Abstract

Divya Cherian, Merchants of Virtue: Hindus, Muslims, and Untouchables in Eighteenth-Century South Asia (Oakland, California: University of California Press, 2023), 284 pp.
Divya Cherian’s book Merchants of Virtue is a micro study of the precolonial state of Marwar in western Rajasthan. Through a detailed study of the legal archives, Cherian examines how law and state power were deployed to shape the category of ‘Hindu’, a process that was inextricably linked to the shaping of the ‘Other’, that is, groups labelled as untouchable. The book challenges the notion that the labels ‘Hindu’, ‘Muslim’ and ‘Untouchable’ were products of colonial modernity and makes the compelling argument that these categories can only be understood by investigating how caste shaped them. The book’s strength lies in the rich eighteenth-century legal archives that it uses, which effectively display the fraught, everyday disputes and experiences that created the boundary between ‘Hindu’ and others. Cherian argues, in line with current scholarship on western India, that caste practices were repeatedly negotiated and altered using law. The book demonstrates the juridical jockeying by elite communities—Vaishnavs, Jains and Brahmans, in particular—to alter customary practices and reshape social and ethical norms. The author repeatedly asserts that mercantile groups leveraged their economic and political clout to achieve their objectives. They had a willing partner in this in the ruler Vijai Singh (r. 1752–93).
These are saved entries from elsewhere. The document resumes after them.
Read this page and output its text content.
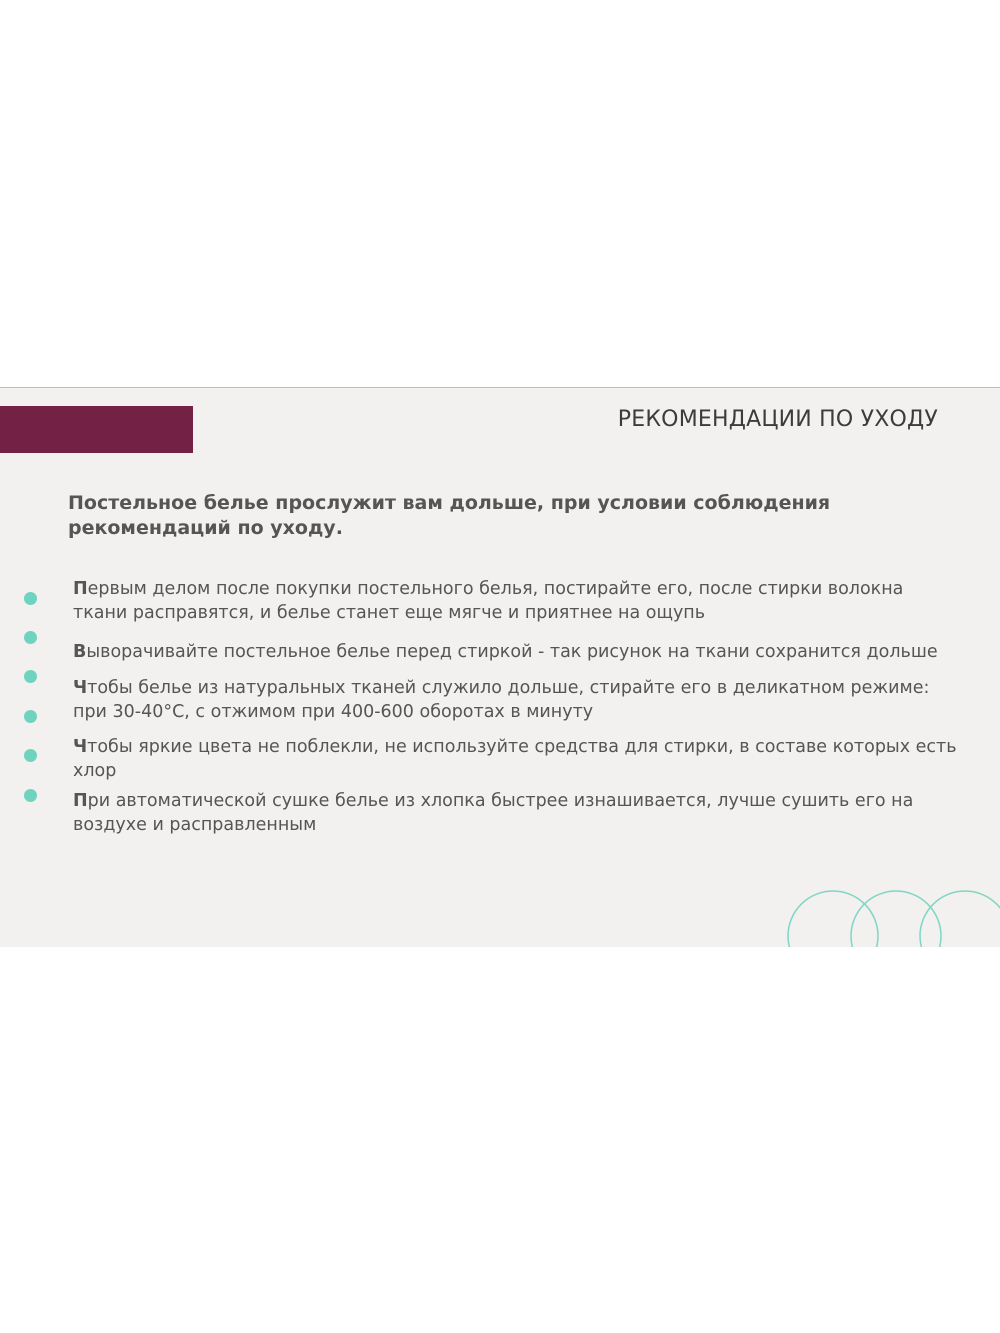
РЕКОМЕНДАЦИИ ПО УХОДУ
Постельное белье прослужит вам дольше, при условии соблюдения рекомендаций по уходу.
Первым делом после покупки постельного белья, постирайте его, после стирки волокна ткани расправятся, и белье станет еще мягче и приятнее на ощупь
Выворачивайте постельное белье перед стиркой - так рисунок на ткани сохранится дольше
Чтобы белье из натуральных тканей служило дольше, стирайте его в деликатном режиме: при 30-40°C, с отжимом при 400-600 оборотах в минуту
Чтобы яркие цвета не поблекли, не используйте средства для стирки, в составе которых есть хлор
При автоматической сушке белье из хлопка быстрее изнашивается, лучше сушить его на воздухе и расправленным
The latter took initiation into the Vallabh sampradaya in 1765, which, according to Cherian, brought him into the ‘same spiritual and moral community as many merchants of Marwar’ (p. 27). However, the author acknowledges that the pursuit of a new ethical orientation witnessed in this period may be an exception. This requires further study, especially since later rulers shifted their patronage away from Vaishnavism.
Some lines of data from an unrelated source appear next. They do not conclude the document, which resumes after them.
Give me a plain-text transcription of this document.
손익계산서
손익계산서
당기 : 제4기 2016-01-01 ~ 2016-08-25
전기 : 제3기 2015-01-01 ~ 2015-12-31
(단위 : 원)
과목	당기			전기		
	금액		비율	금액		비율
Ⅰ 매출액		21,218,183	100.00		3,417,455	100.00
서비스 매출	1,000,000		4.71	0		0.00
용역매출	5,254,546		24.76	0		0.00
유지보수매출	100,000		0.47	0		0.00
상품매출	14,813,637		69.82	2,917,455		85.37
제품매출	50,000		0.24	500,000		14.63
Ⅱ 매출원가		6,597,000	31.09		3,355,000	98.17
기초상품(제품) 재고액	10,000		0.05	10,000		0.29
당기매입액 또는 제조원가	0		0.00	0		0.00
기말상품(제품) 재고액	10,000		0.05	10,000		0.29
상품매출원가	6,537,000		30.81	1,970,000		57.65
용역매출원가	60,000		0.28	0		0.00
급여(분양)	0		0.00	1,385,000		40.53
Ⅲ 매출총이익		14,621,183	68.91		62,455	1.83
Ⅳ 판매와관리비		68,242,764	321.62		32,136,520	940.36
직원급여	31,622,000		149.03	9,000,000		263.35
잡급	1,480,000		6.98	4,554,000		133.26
In the first part of the book, titled ‘Other’, Cherian details the ways in which mercantile groups used their influence to firmly establish spatial distance and commensal separation from ‘lowly’ groups. These efforts, involving everything from bodies and housing to water sources, were consistently framed as a necessity for preserving honour. Cherian argues that the creation of the ‘Hindu’ was achieved by demarcating them from the acchep or untouchable ‘other’, a category which included caste groups engaged in leatherwork, waste clearing occupations, landless vagrants, as well as Muslims. Artisanal castes were also occasionally collapsed into the category of untouchables. The book, therefore, makes the argument that the ‘Hindu’ was essentially the imagination of the local elite castes. It also contends that elite ‘Hindu’ groups pushed the state to pursue policies of non-harm and vegetarianism. According to Cherian, the policing of people’s dietary choices was unprecedented. In pursuit of these objectives, the state deployed surveillance and punitive measures against animal slaughter for ritual, sport or consumption. These orders, and punishments for flouting them, were enforced more stringently on achhep castes, who were seen to have an ‘innate’ tendency to harm animals.
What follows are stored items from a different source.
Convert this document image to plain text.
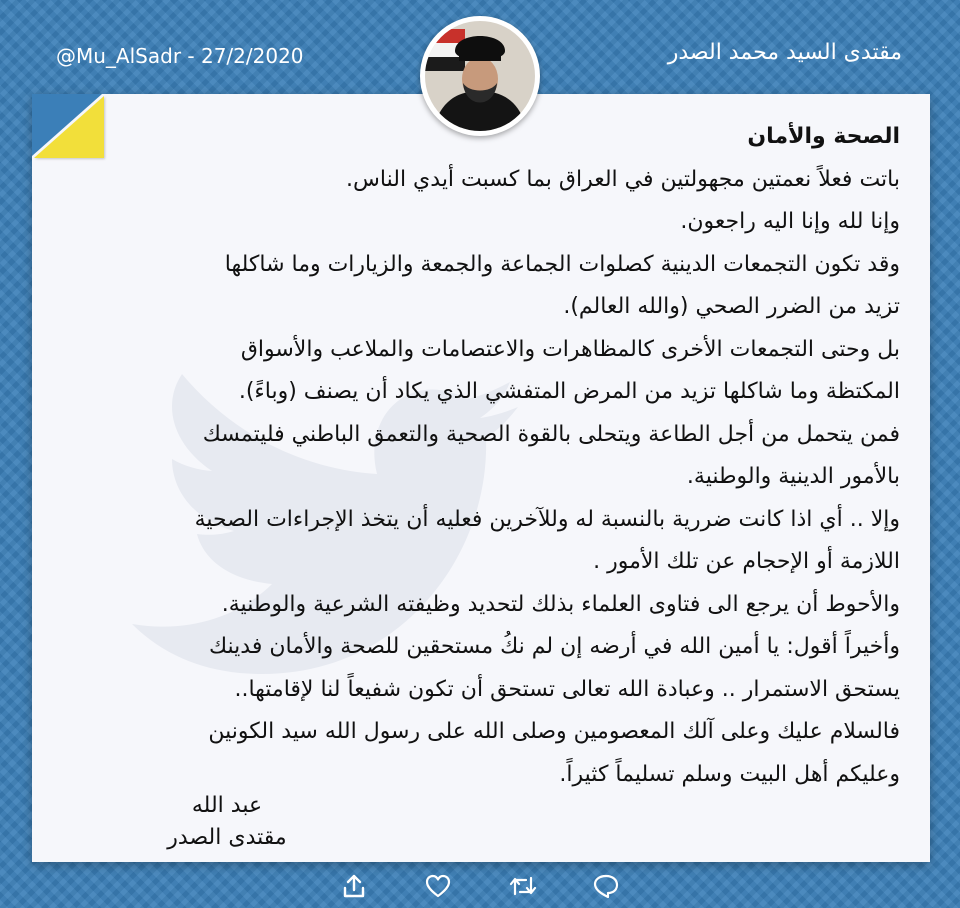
@Mu_AlSadr - 27/2/2020	مقتدى السيد محمد الصدر
الصحة والأمان
باتت فعلاً نعمتين مجهولتين في العراق بما كسبت أيدي الناس.
وإنا لله وإنا اليه راجعون.
وقد تكون التجمعات الدينية كصلوات الجماعة والجمعة والزيارات وما شاكلها
تزيد من الضرر الصحي (والله العالم).
بل وحتى التجمعات الأخرى كالمظاهرات والاعتصامات والملاعب والأسواق
المكتظة وما شاكلها تزيد من المرض المتفشي الذي يكاد أن يصنف (وباءً).
فمن يتحمل من أجل الطاعة ويتحلى بالقوة الصحية والتعمق الباطني فليتمسك
بالأمور الدينية والوطنية.
وإلا .. أي اذا كانت ضررية بالنسبة له وللآخرين فعليه أن يتخذ الإجراءات الصحية
اللازمة أو الإحجام عن تلك الأمور .
والأحوط أن يرجع الى فتاوى العلماء بذلك لتحديد وظيفته الشرعية والوطنية.
وأخيراً أقول: يا أمين الله في أرضه إن لم نكُ مستحقين للصحة والأمان فدينك
يستحق الاستمرار .. وعبادة الله تعالى تستحق أن تكون شفيعاً لنا لإقامتها..
فالسلام عليك وعلى آلك المعصومين وصلى الله على رسول الله سيد الكونين
وعليكم أهل البيت وسلم تسليماً كثيراً.
عبد الله
مقتدى الصدر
The second part of the book focuses on the ‘Self’, examining the embrace of a new ethical orientation through rigorous self-discipline and abstinence from meat, alcohol, gambling, and other perceived ‘excesses’. Consequently, the enforcement of a vegetarian ethic was accompanied by laws to eradicate violence against all sentient beings. The state sought to discipline those who harmed non-human actors through a series of protective measures: prohibiting the castration of bulls, safeguarding winged insects from lamps, and even sparing venomous creatures like snakes and spiders. Lastly, Cherian contends that heightened concerns over caste and lineage purity translated into stricter regulation of the sexual behaviour of elite ‘Hindu’ women in early modern Marwar. The law was wielded to discipline unwed mothers and effectively implement anti-abortion strictures. Cherian notes that in laws related to drinking, gambling and chastity, it was the merchants and the Brahmans who were the chief targets of the Rathor state’s effort to craft a body of ethical subjects (p. 139). The delineation of the ‘Hindu’ was, therefore, through the disciplining of the self and the distancing of the ‘other’.
The language of the book is accessible, and the narrative style is engaging. Through a localised study of Marwar, it makes significant contributions to the historiography of caste and untouchability. The argument also effectively pushes back the timeline for the creation of the labels ‘Hindu’ and the ‘Untouchable’ other, challenging their identification with colonial modernity. However, it largely concerns itself with caste groups at the extreme ends of the social order. The book would have benefited from a theoretical engagement with ‘middle’ caste groups—agricultural castes, for instance. How did these castes fit into the process of the creation of the ‘Hindu’? In many places, the author’s arguments make it seem as though the state was able to reshape customary and ethical norms uncontested. Yet, the archival sources detailed in the book repeatedly present a different picture—of tensions, wilful disregard and outright opposition—to the policies pursued by the state. Exploring these contestations in greater detail would have further nuanced the book’s rich insights.